I am working on the Forest type mapping dataset which is available in the UCI machine learning repository.
I have 27 features to predict the 4 types of forest. I am performing a Linear Discriminant Analysis (LDA) to reduce the number of features using lda()

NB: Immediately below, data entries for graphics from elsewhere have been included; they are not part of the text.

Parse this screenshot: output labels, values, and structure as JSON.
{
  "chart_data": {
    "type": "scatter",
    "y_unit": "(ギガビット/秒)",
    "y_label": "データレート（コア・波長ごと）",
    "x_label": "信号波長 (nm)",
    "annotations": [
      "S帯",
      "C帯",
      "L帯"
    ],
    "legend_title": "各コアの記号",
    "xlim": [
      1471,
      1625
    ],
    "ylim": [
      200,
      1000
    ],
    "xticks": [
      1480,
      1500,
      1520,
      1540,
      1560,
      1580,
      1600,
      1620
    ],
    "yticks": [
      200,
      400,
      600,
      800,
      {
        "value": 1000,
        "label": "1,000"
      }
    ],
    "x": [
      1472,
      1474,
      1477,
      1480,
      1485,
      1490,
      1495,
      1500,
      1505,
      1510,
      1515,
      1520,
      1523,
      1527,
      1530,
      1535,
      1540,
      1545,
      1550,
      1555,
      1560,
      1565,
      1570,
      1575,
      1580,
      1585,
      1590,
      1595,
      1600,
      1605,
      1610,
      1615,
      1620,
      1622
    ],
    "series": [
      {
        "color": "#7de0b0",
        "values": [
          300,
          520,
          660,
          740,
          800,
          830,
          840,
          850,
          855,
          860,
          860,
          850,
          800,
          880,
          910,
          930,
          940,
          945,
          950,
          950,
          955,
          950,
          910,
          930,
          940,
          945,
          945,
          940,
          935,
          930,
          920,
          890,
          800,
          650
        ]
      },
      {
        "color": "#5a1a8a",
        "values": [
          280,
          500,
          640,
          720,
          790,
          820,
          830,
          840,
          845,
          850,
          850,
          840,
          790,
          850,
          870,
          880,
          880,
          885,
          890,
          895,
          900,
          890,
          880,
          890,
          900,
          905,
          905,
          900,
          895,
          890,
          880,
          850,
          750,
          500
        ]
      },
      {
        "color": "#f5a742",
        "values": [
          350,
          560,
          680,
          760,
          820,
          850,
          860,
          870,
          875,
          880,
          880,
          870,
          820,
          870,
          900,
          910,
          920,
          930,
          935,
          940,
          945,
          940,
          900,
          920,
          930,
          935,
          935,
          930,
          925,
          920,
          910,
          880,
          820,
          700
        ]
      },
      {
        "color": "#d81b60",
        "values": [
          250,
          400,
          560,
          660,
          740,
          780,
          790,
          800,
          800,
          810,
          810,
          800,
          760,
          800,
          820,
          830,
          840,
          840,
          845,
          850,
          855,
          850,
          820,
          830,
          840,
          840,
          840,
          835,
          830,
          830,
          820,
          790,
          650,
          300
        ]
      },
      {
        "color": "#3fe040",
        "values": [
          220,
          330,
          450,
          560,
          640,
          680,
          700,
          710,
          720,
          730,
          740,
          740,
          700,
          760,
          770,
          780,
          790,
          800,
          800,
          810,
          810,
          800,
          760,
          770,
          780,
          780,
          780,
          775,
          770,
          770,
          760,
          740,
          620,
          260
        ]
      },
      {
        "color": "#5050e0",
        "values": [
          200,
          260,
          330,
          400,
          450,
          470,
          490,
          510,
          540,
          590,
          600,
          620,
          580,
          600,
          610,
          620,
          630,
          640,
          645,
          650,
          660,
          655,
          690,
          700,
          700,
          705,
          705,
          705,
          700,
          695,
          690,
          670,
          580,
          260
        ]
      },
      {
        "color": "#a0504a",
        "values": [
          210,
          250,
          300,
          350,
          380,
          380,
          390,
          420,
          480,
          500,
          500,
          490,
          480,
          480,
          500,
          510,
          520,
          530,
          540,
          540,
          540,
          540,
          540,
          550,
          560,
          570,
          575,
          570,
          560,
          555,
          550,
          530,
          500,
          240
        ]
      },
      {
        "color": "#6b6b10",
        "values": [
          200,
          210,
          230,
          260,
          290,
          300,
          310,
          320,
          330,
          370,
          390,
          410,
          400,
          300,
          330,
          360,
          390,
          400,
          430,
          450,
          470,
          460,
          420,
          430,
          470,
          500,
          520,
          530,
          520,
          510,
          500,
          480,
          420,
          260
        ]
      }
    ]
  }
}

function available in the MASS
library.
The results of my LDA are as follows –
forest.lda <- lda(class ~.,data=forest)
forest.lda
Call:
lda(class ~ ., data = forest)
Prior probabilities of groups:
d h o s
0.2727273 0.2424242 0.1868687 0.2979798
Group means:
b1 b2 b3 b4 b5 b6 b7 b8 b9
d 53.31481 48.31481 68.40741 97.66667 63.18519 103.31481 98.74074 26.07407 56.46296
h 78.27083 29.39583 55.14583 113.66667 50.22917 95.25000 98.00000 25.10417 60.06250
o 65.08108 66.54054 87.97297 103.62162 77.70270 118.10811 91.56757 44.18919 77.94595
s 57.96610 27.79661 51.05085 93.47458 49.67797 91.66102 76.52542 24.28814 55.67797
pred_minus_obs_H_b1 pred_minus_obs_H_b2 pred_minus_obs_H_b3 pred_minus_obs_H_b4
d 60.76204 2.723704 28.25963 0.7018519
h 35.17708 21.101250 40.25167 -15.9608333
o 48.90054 -15.450270 8.99027 -7.0445946
s 55.64695 22.945254 44.95712 3.6745763
pred_minus_obs_H_b5 pred_minus_obs_H_b6 pred_minus_obs_H_b7 pred_minus_obs_H_b8
d -37.75296 -42.72981 -21.66481481 3.772407
h -25.02354 -35.37042 -21.25583333 4.638958
o -52.34162 -57.74297 -15.35891892 -14.684324
s -24.41831 -31.63898 0.06610169 5.355085
pred_minus_obs_H_b9 pred_minus_obs_S_b1 pred_minus_obs_S_b2 pred_minus_obs_S_b3
d -0.6970370 -20.12778 -1.1394444 -4.508519
h -4.5602083 -19.90458 -0.8512500 -4.302500
o -22.5089189 -19.82000 -0.9532432 -4.145946
s -0.3098305 -20.19966 -1.0466102 -4.390508
pred_minus_obs_S_b4 pred_minus_obs_S_b5 pred_minus_obs_S_b6 pred_minus_obs_S_b7
d -21.34370 -0.9635185 -4.722407 -19.31796
h -21.09187 -1.0172917 -4.687083 -18.68271
o -20.55324 -0.8581081 -4.273514 -18.23081
s -20.88051 -1.0201695 -4.613898 -18.91254
pred_minus_obs_S_b8 pred_minus_obs_S_b9
d -1.860926 -4.510000
h -1.345000 -3.968542
o -1.442432 -4.048108
s -1.569492 -4.051695
Coefficients of linear discriminants:
LD1 LD2 LD3
b1 0.15410941 0.083191904 -0.05574989
b2 -0.09033693 -0.098788690 -0.05294103
b3 0.01730795 0.034581992 0.17366457
b4 0.03142488 0.086065613 0.15504752
b5 1.01223928 0.520003333 0.41695043
b6 -0.40178858 -0.526621626 -0.48149395
b7 -0.23331487 -0.185079579 -0.05010620
b8 -0.32959040 -0.218615144 -0.10788013
b9 0.13938043 0.179366235 0.15483732
pred_minus_obs_H_b1 -0.02732135 0.013629388 -0.02773200
pred_minus_obs_H_b2 0.16743148 -0.086326071 -0.27561332
pred_minus_obs_H_b3 -0.11530638 0.044265889 0.35503689
pred_minus_obs_H_b4 0.05370740 0.068117979 0.13440809
pred_minus_obs_H_b5 1.03718236 0.462674531 0.38562055
pred_minus_obs_H_b6 -0.40022794 -0.541066832 -0.32075713
pred_minus_obs_H_b7 -0.19480130 -0.138378132 0.06374322
pred_minus_obs_H_b8 -0.13609236 -0.003440928 0.09291261
pred_minus_obs_H_b9 0.01171503 -0.160364856 -0.11694535
pred_minus_obs_S_b1 -0.05050788 0.019637786 -0.03832580
pred_minus_obs_S_b2 0.05946038 0.023019484 -0.06508984
pred_minus_obs_S_b3 -0.05777119 -0.138126136 0.07659433
pred_minus_obs_S_b4 0.03461031 0.008094415 0.06487418
pred_minus_obs_S_b5 0.63346845 0.105556436 -0.01382360
pred_minus_obs_S_b6 -0.30309468 -0.109369091 0.07915327
pred_minus_obs_S_b7 -0.07614580 -0.053089078 0.01138394
pred_minus_obs_S_b8 -0.13416272 0.328494630 -0.44248108
pred_minus_obs_S_b9 0.06414547 -0.347941228 0.43430498
Proportion of trace:
LD1 LD2 LD3
0.7365 0.1971 0.0664
From wiki and other links what I understand is LD1, LD2 and LD3 are functions that I can use to classify the new data (LD1 73.7% and LD2 19.7%). I am not able to interpret how I can use this result to reduce the number of features or select only the relevant features as LD1 and LD2 functions have coefficient for each feature.
I am looking for help on interpreting the results to reduce the number of features from $27$ to some $x<27$.
Best Answer
If it doesn't need to be vanilla LDA (which is not supposed to select from input features), there's e.g. Sparse Discriminant Analysis, which is a LASSO penalized LDA: Line Clemmensen, Trevor Hastie, Daniela Witten, Bjarne Ersbøll: Sparse Discriminant Analysis (2011)
This uses a discrete subset of the input features via the LASSO regularization.